# tunisian flowers



## John Dornan (Apr 24, 2011)

Hi there, I have been playing with tunisian crochet again. This time in the form of a flower. For those that want to try it out i have done several photos with notes on them so hopefully you will give them a try.
One thing to mention is that when you pull up the "magic loop" be carefull not to pull too tight because you might break the thread. 
Have a great day, Best regards, JOHN
Oh by the way don't forget to show me what you come up with
and don't ask me for a written pattern because as usual there ain't one.


----------



## kiwiannie (Jul 30, 2011)

beautiful john


----------



## missyhill (Feb 23, 2011)

I love all of your work, it just gets better and better! Stay blessed and Happy Holidays.


----------



## Joy Marshall (Apr 6, 2011)

WOW! and WOW again! You don't think that is a pattern?


----------



## sewnhair (Jun 7, 2011)

Fantastic!!!! Thank You SO much....Wonderful tutorial.


----------



## edgemanak (May 17, 2011)

Just love that!


----------



## heathert (Jul 27, 2011)

Well done, John.


----------



## Leonora (Apr 22, 2011)

John, there is no doubt about it, you are a Master of your craft. This flower is truely inspirational. I love it, I just need to get to grips with Tunisian crochet now, which I have never tried before. Leonora. :thumbup: :thumbup:


----------



## Valanteen (Sep 28, 2011)

I love Tunisian crochet. There are so many stitches. Your work is aways a joy to look at.


----------



## silvercharms (Mar 29, 2011)

Even I could follow that tutorial, and even though I don't know Tunisian crochet, doubtless it will work with single crochet for the texture.
I like the way the petals are already joined in a lifelike fashion.


----------



## evesch (Apr 3, 2011)

Fabulous


----------



## Melodypop (Jul 18, 2011)

I always check out what you make. I love your heart.


----------



## Knitter forever (Dec 11, 2011)

Would someone please tell me if I am using this the right way to sen messages. I love the tunisian flower. Keep up the beautiful work. Merry Christmas to all.


----------



## Zoey (Feb 12, 2011)

knitter forever, your doing fine. I love the look of the tunisian flower, your instructions are great.


----------



## Windbeam (Jul 31, 2011)

It is lovely! Another sucess! Knitter Forever, yep your message is here.


----------



## barb1957 (Feb 17, 2011)

Thanks John, After the holidays I try it out.


----------



## siouxann (Mar 5, 2011)

Yet another winner! Thanks John. You are truly a master of Tunisian Crochet. Blessings to you and yours for the festive season approaching.


----------



## Ingried (Sep 23, 2011)

Again John, your work is beautiful.


----------



## clgray (Nov 22, 2011)

these are beautiful I am definitely going to try them


----------



## Nilda muniz (Aug 14, 2011)

Your work is amazing! What an ability.


----------



## Phoenix (Oct 2, 2011)

That's so cool!...I have to get me some of those needles!!!


----------



## Donnabellah (Jul 12, 2011)

John, you are so helpful. I love the flowers and really apprecite how extensive your directions are. You are a real gift to this website!


----------



## leeannj (Aug 9, 2011)

Thank you. These are wonderful, and I will play with them soon.


----------



## beadness (Apr 14, 2011)

How adorable they are!


----------



## alucalind (Jan 26, 2011)

John - that is a great tutorial and pattern! Now that's one more thing on my ever increasing list of what I want to do!

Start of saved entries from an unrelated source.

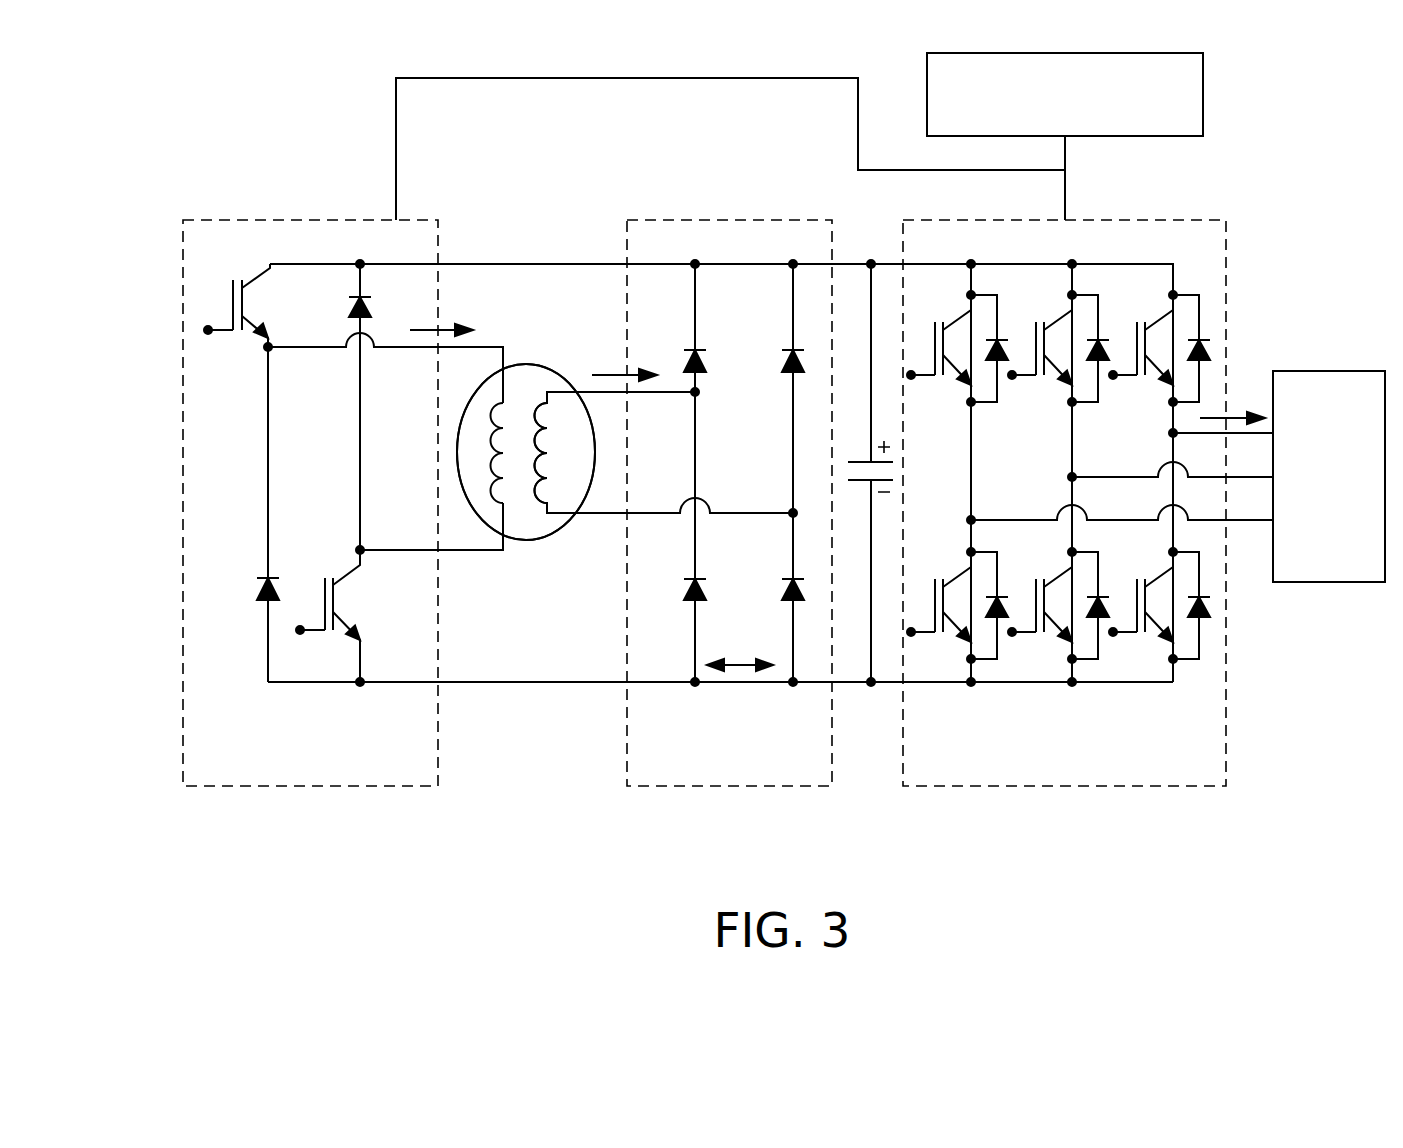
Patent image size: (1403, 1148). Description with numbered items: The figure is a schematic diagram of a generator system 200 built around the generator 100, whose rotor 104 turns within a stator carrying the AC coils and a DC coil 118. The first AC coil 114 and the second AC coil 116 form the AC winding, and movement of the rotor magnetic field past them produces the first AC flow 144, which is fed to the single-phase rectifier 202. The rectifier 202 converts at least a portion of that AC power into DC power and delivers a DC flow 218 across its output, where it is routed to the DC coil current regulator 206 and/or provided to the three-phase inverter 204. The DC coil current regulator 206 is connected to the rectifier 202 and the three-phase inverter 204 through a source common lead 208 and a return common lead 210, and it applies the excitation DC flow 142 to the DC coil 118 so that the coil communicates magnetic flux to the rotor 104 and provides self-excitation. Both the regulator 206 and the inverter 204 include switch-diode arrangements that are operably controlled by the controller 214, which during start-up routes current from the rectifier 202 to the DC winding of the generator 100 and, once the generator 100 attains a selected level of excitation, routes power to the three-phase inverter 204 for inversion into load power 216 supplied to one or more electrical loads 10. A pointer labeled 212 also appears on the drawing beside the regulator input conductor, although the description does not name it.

The electrical load 10 is at (1325, 582).
The generator 100 is at (534, 566).
The rotor 104 is at (492, 523).
The first AC coil 114 is at (548, 440).
The second AC coil 116 is at (610, 453).
The DC coil 118 is at (492, 440).
The excitation DC flow 142 is at (430, 330).
The first AC flow 144 is at (607, 372).
The generator system 200 is at (450, 812).
The rectifier 202 is at (710, 786).
The 3-phase inverter 204 is at (1075, 786).
The DC coil current regulator 206 is at (265, 786).
The source common lead 208 is at (672, 264).
The return common lead 210 is at (645, 684).
The regulator input conductor 212 is at (297, 238).
The controller 214 is at (1203, 95).
The load power 216 is at (1233, 418).
The DC flow 218 is at (738, 662).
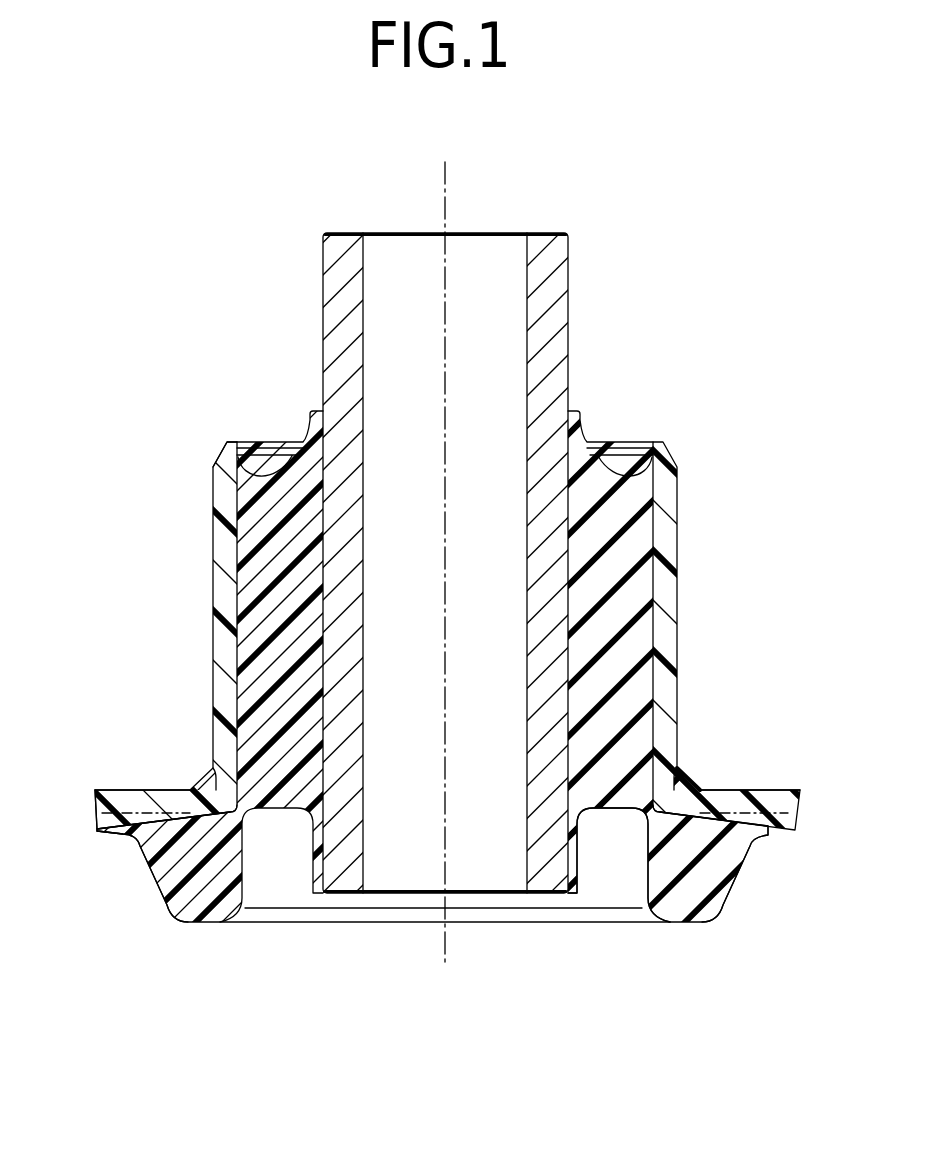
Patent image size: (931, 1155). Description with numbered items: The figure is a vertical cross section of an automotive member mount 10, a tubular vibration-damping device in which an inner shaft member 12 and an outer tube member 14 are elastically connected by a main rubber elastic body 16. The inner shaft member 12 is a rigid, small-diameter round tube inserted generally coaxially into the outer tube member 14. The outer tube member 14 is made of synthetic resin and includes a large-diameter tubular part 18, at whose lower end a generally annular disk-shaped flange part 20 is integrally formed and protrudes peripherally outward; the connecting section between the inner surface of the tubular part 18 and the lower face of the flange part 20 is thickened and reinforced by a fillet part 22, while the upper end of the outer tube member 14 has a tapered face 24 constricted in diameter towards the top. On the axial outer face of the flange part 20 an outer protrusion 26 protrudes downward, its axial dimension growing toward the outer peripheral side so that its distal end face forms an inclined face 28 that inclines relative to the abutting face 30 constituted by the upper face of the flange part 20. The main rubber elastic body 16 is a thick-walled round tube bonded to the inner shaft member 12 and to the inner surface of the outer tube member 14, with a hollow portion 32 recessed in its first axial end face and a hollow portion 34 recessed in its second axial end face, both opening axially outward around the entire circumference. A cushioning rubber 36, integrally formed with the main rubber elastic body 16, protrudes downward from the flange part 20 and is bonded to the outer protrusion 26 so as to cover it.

The member mount 10 is at (681, 349).
The inner shaft member 12 is at (575, 286).
The outer tube member 14 is at (683, 596).
The main rubber elastic body 16 is at (618, 693).
The tubular part 18 is at (222, 599).
The flange part 20 is at (160, 800).
The fillet part 22 is at (203, 782).
The tapered face 24 is at (224, 456).
The outer protrusion 26 is at (107, 829).
The inclined face 28 is at (140, 845).
The abutting face 30 is at (124, 789).
The hollow portion 32 is at (618, 468).
The hollow portion 34 is at (584, 810).
The cushioning rubber 36 is at (708, 870).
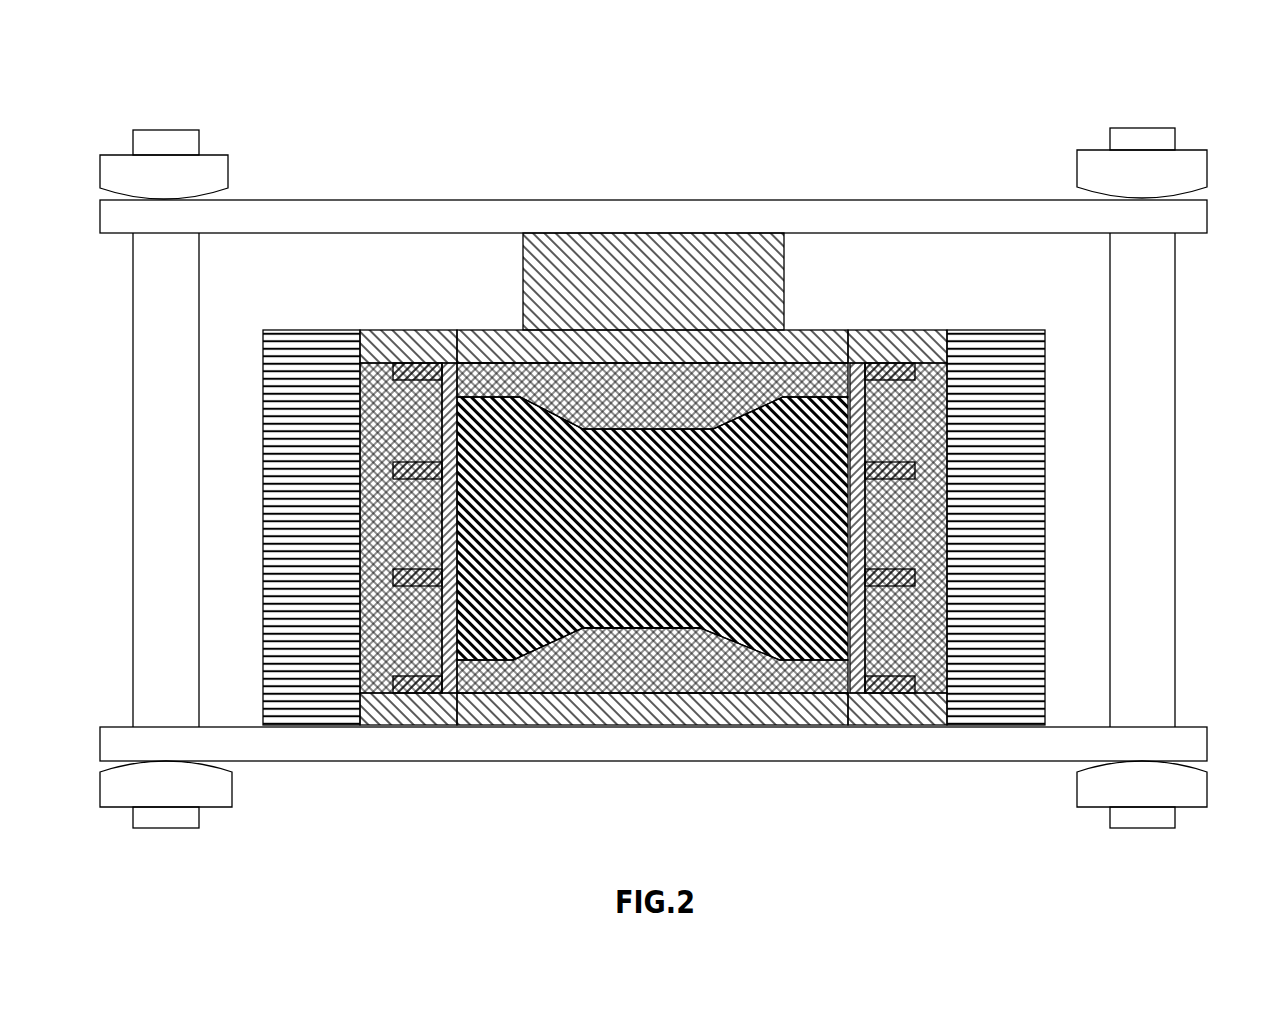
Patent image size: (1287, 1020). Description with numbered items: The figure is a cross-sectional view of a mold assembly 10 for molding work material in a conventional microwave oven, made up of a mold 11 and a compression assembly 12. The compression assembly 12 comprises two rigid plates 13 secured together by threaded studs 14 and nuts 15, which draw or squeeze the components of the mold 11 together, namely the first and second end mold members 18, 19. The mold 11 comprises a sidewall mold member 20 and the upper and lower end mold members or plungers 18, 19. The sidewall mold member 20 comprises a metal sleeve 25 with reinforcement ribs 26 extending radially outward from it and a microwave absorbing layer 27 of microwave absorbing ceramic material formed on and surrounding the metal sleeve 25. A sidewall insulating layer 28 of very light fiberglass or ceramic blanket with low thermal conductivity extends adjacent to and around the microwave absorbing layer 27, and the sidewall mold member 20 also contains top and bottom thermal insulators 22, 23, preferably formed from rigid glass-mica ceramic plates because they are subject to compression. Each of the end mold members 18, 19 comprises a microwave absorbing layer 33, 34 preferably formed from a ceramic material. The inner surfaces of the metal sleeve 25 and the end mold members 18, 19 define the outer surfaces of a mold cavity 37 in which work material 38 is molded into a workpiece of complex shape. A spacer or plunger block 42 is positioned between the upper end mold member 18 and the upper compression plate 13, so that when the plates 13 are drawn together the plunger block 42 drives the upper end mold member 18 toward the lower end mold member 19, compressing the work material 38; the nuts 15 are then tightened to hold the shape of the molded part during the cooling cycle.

Happy Holidays - Peace and blessings!


----------



## Ronie (Jan 21, 2011)

I honestly think you can teach anything.. So clear and beautiful thank you very much..


----------



## CamillaDesertMouse (Mar 19, 2011)

WOWZER John....ty ty ty ...I need to do this in red and green to make a poinsetta...
You are so kewl to share pattern...

Hugs and Bless you,

Camilla


----------



## Bknitting (Oct 2, 2011)

Never tried tunisian crochet. Flowers are lovely.


----------



## SylviaC (Aug 14, 2011)

Beautiful John.
I've bookmarked this - will try it next year.
I am picturing this on a clutch purse, a keyhole scarf.
The notes are very helpful. Thanks so much for posting


----------



## Irish maggie (May 11, 2011)

gee thanks john , not much time .
I will get around to it


----------



## ggclaudia (Jun 8, 2011)

Thank you John. You are great and so are your flowers. Tunisian is on my list of things to learn in 2012


----------



## Beginning Bonnie (May 17, 2011)

Great job, really beautiful work.


----------



## Lisa crafts 62 (Jan 23, 2011)

John they are beautiful. It makes me want to start working with tunisian crochet again as I have not tried it in years. My ex-sister-in-law once made an afghan using this stitch & then cross stitched a geometric rose on it.
Lisa


----------



## dandylion (May 31, 2011)

Thank you John, I can't wait to try it. Love your work


----------



## edgemanak (May 17, 2011)

Thank you John. I copied and saved this as I have been wanting to make my neice a big corsage type flower group with pin on the back that she can use on many outfits.


----------



## skinny minnie (Jan 4, 2012)

Thank you John for the pattern, flowers are one of my biggest savers. I have meaning to learn the magic ring ( so little time). Your pictures look so easy. This one is a keeper. Hello Irish Maggie, haven't seen you for a while, but having seen your last afghan, thought you might be flat out busy.


----------



## reginahowe (Apr 13, 2014)

Thanks for the inspiration!

Here's my version.


----------



## ceefive (Dec 11, 2013)

This is a cool idea! I'm new to tunisian crochet and all I thought so far is that they are all stiff. Not this one! Thanks!


----------



## reginahowe (Apr 13, 2014)

Tunisian can flow, too. I love working with short rows and using my regular crochet hooks. And I found a lovely tunisian lace -- fast fun and easy(!) called Narcissus and a beautiful texture using just two stitches called honeycomb.


----------



## Marileen (Apr 4, 2013)

THANKS!!!!  :thumbup:


----------



## mamagrubb1 (Oct 2, 2013)

You are so very talented, it should make you proud!


----------



## kimmyz (May 9, 2011)

Very pretty, John.


----------



## Suecpee (Dec 24, 2013)

Love these flowers, thanks for showing these.


----------